First off, we had a wonderful week. We spent time together and with Jami's mother, Gaby, her sister, Jennifer, and our niece, Grace. We ate a lot of food, possibly going over our weight watchers total allowance of points - for the week, but still within our allowance for the month. Just one day in the sun and my belly was horribly burned. I mostly wore a shirt the whole rest of the week. But the beach is a wonderful place, perhaps the only place, in America where you can wear just shorts and be socially acceptable. I felt like a kid again, barefoot, coursing over the dunes and into the waves, whistling the Sailor's Hornpipe (the Popeye theme) with variations in minor and modal keys and in odd syncopations of rhythm, keeping my eye eye out for the Kraken. Especially the notorious Kraken Jack, who'd entered in a kraken time, and might be mistaken for a kraken the pavement. A few tumbles in the surf, the mild surf of Kiawah, and I was Kraken up. Breakers, rollers, tumblers, crashing, sliding, sucking, swelling, slapping, lapping, pulling, pushing, left me in waters wracked, laced with foam, green and sparkling, jagged and eddying, but cool under the hot sun.
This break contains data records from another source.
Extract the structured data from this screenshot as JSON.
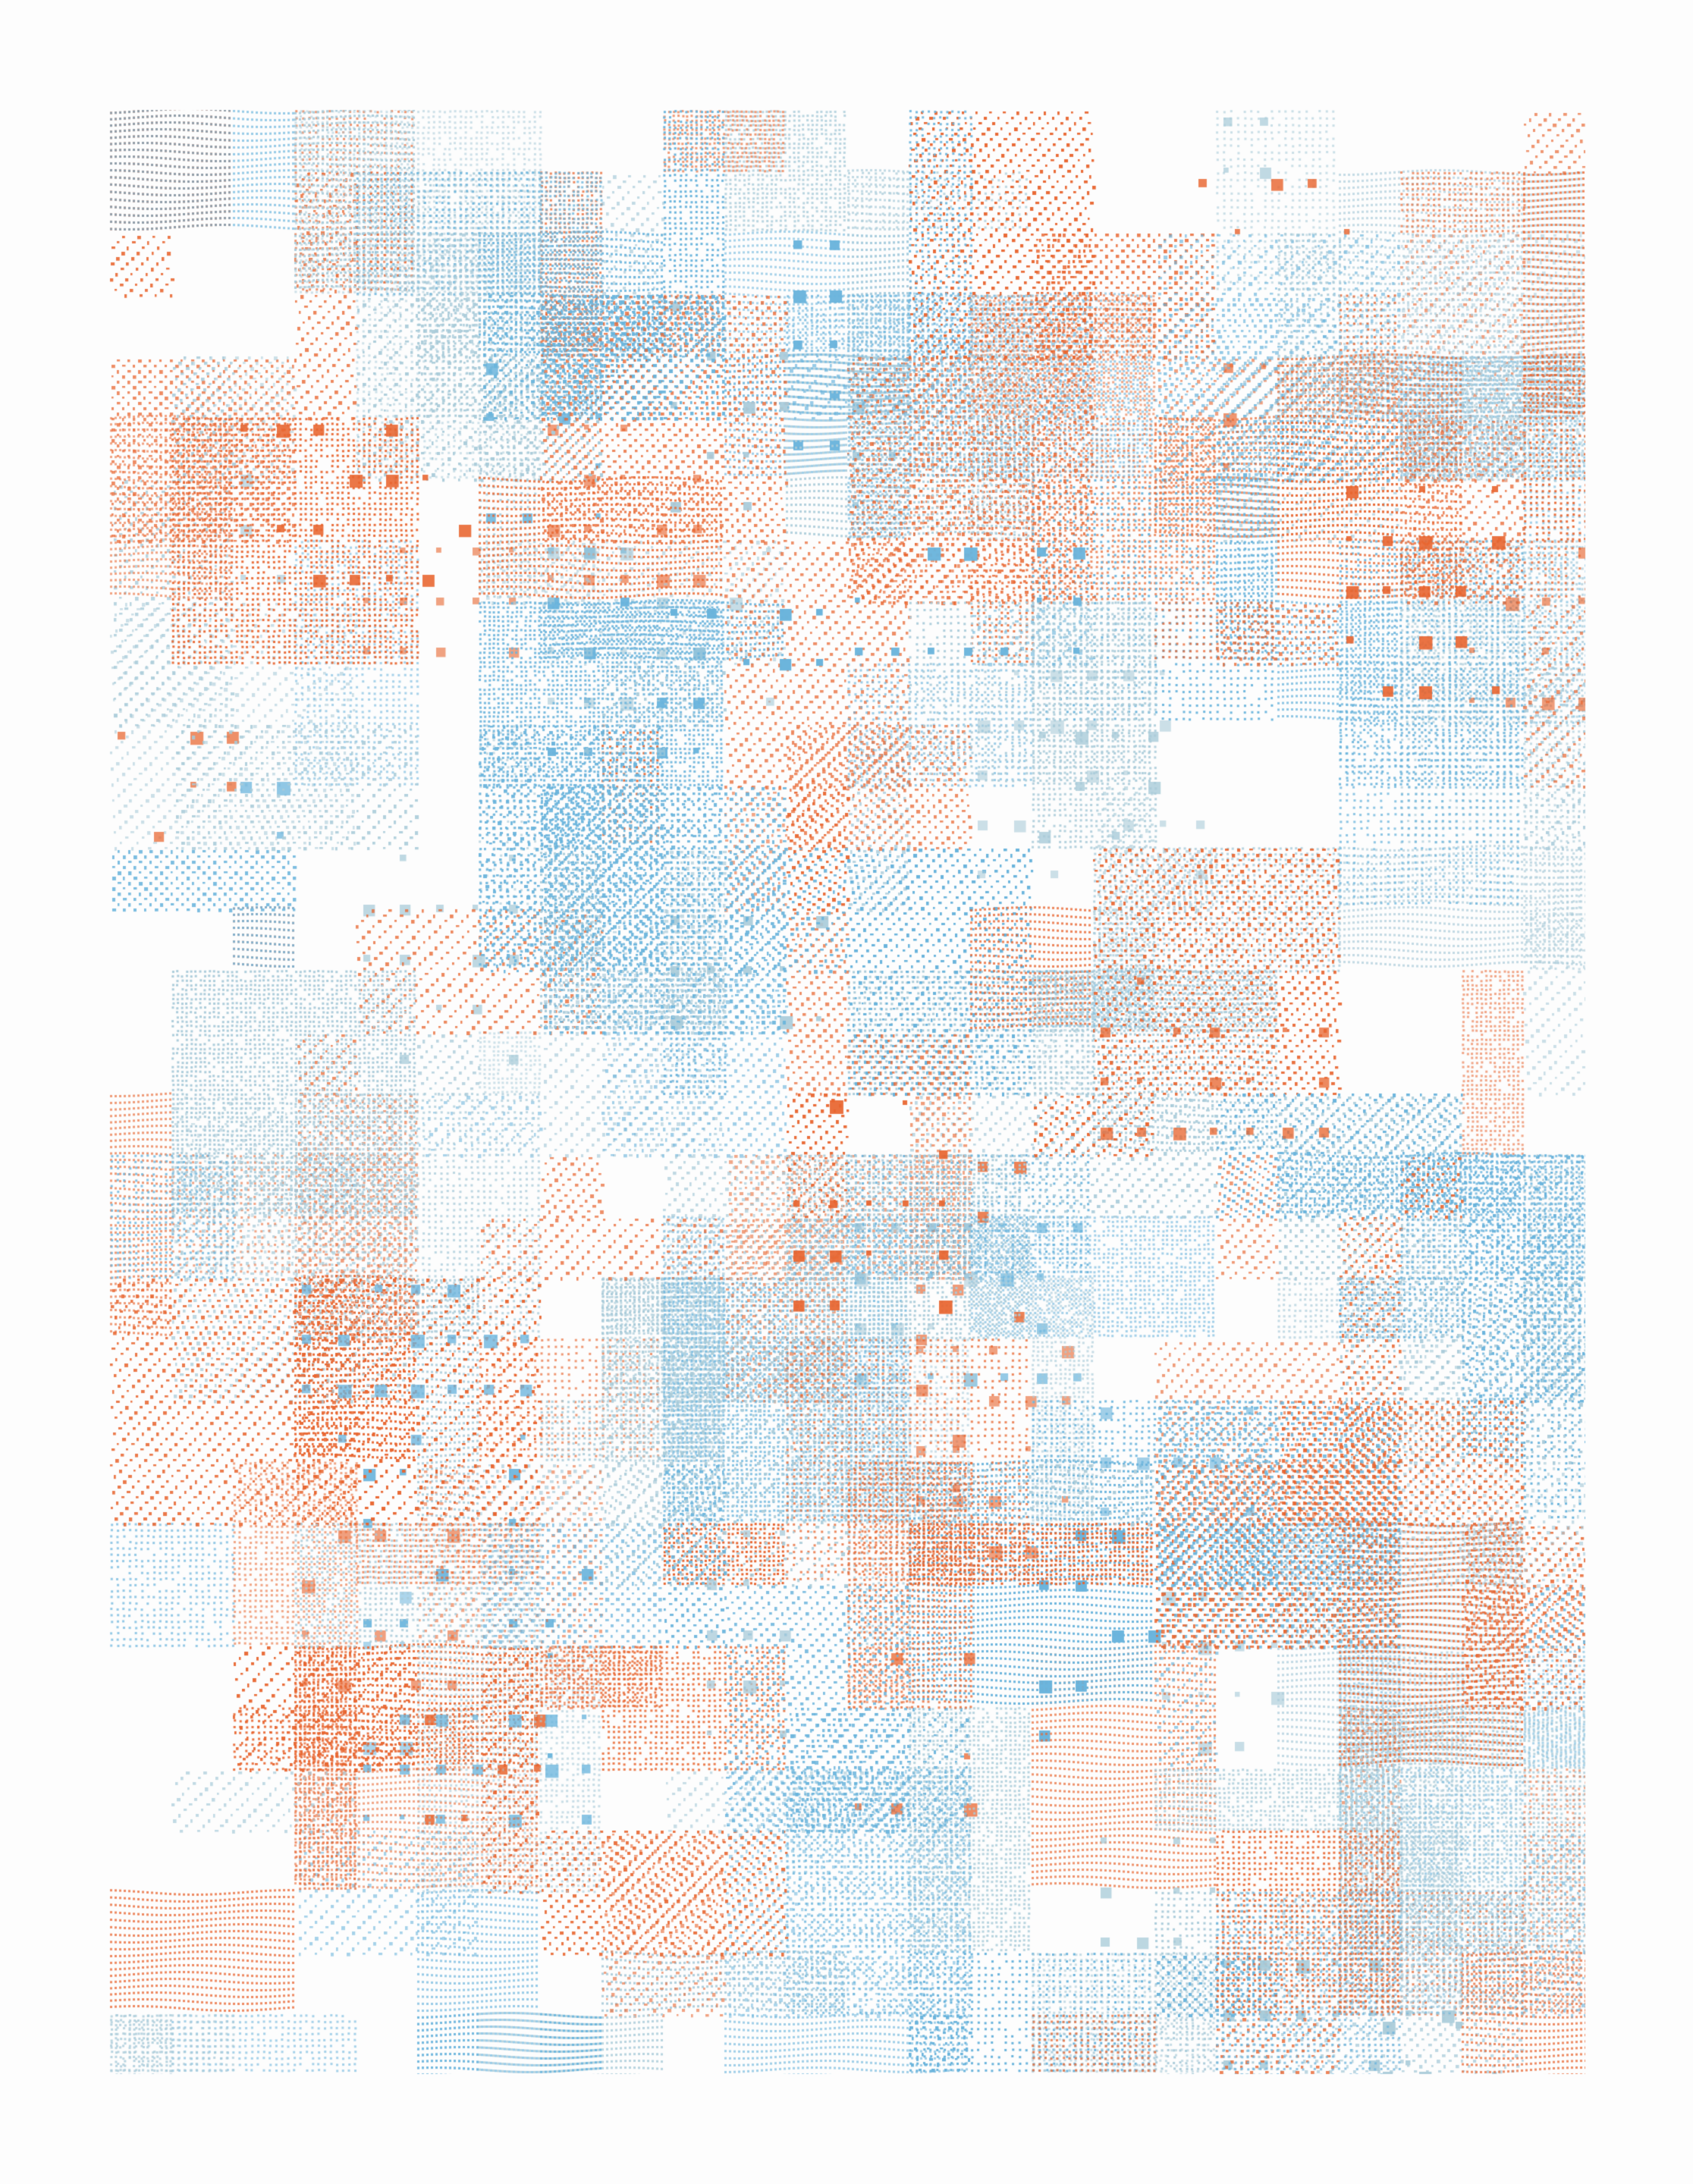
{
  "artwork": {
    "kind": "generative dot-pattern composition",
    "background_color": "#fdfdfd",
    "palette": {
      "orange": "#e8652f",
      "blue": "#6ab4dc",
      "pale_blue": "#a9cbd9"
    },
    "pattern_types": [
      "dense-grid",
      "diagonal-hatch",
      "sparse-squares",
      "wavy-rows"
    ]
  }
}
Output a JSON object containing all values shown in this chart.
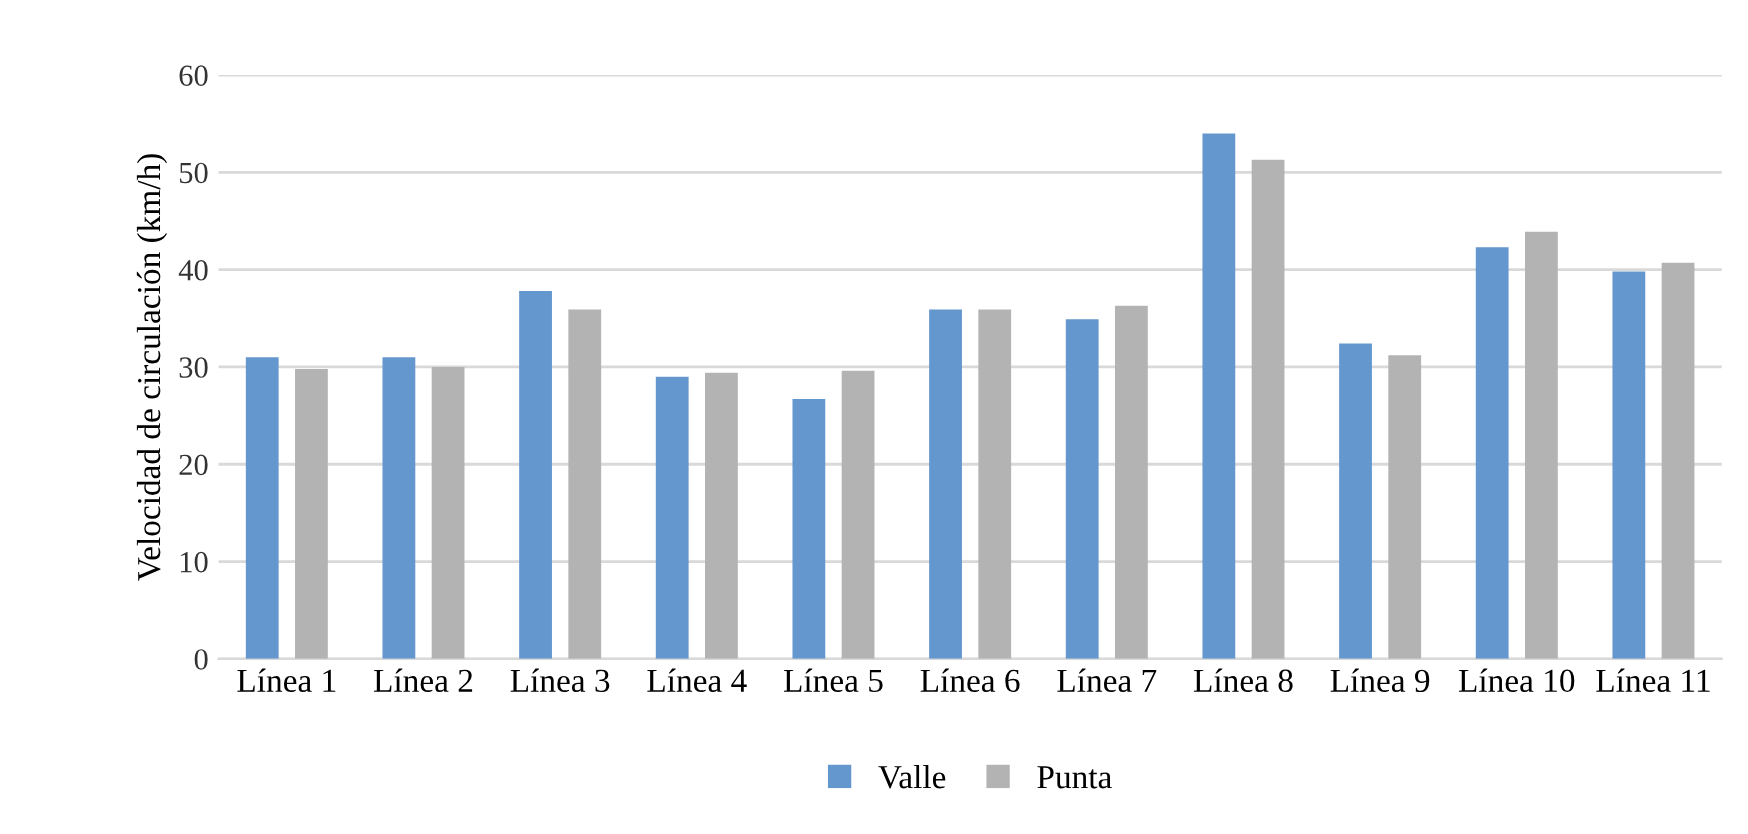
{
  "chart_data": {
    "type": "bar",
    "ylabel": "Velocidad de circulación (km/h)",
    "categories": [
      "Línea 1",
      "Línea 2",
      "Línea 3",
      "Línea 4",
      "Línea 5",
      "Línea 6",
      "Línea 7",
      "Línea 8",
      "Línea 9",
      "Línea 10",
      "Línea 11"
    ],
    "series": [
      {
        "name": "Valle",
        "color": "#6497cd",
        "values": [
          31.0,
          31.0,
          37.8,
          29.0,
          26.7,
          35.9,
          34.9,
          54.0,
          32.4,
          42.3,
          39.8
        ]
      },
      {
        "name": "Punta",
        "color": "#b3b3b3",
        "values": [
          29.8,
          30.0,
          35.9,
          29.4,
          29.6,
          35.9,
          36.3,
          51.3,
          31.2,
          43.9,
          40.7
        ]
      }
    ],
    "ylim": [
      0,
      60
    ],
    "yticks": [
      0,
      10,
      20,
      30,
      40,
      50,
      60
    ],
    "grid": "y",
    "legend": "bottom"
  }
}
Of the ten beers I brought, I consumed all but two. The best beer was a kolsch. But I enjoyed an assortment of IPAs and ales.
Among the books I brought I really enjoyed reading Rabelais. I read him standing in the surf and sitting under an umbrella. The five books of Gargantua and Pantagruel are satirical classics without parallel. I wrote earlier in the year about reading Bakhtin's Rabelais and his World, about Bakhtin's take on carnival and laughter and the grotesque: how these practices heal and subvert. Out in the surf, I read Rabelais in pure enjoyment: his lists, the fantastic adventures, the humor (scatological and sexual), all amid the roar and race of the foaming breakers.
I wound up bringing 42 books to the beach and managed to touch on 20 of them in some fashion.
I drew some but was unable to do any water colors. I spent some time trying to get my remaining .35 mm faber-castell TG1-S technical pen to work: the nib and the central needle and weight were misaligned and ink wasn't flowing through the nib. Months before I'd dropped the pen on my studio floor. I finally broke the pen, the needle becoming dislocated from the weight. I have to order these pens from Germany now, and two should be on their way to me. One day, I will have to change pen brands or go over to a different kind of pen. I don't know what that day will be like. Sad and expectant at once.
Again I read Barth, this time CD IV.2. After being burned the first day, I determined to expose only one square inch of my body to sunlight at a time (as witnessed above).
The best part was being at the beach with the most beautiful woman in the world, smiling and laughing.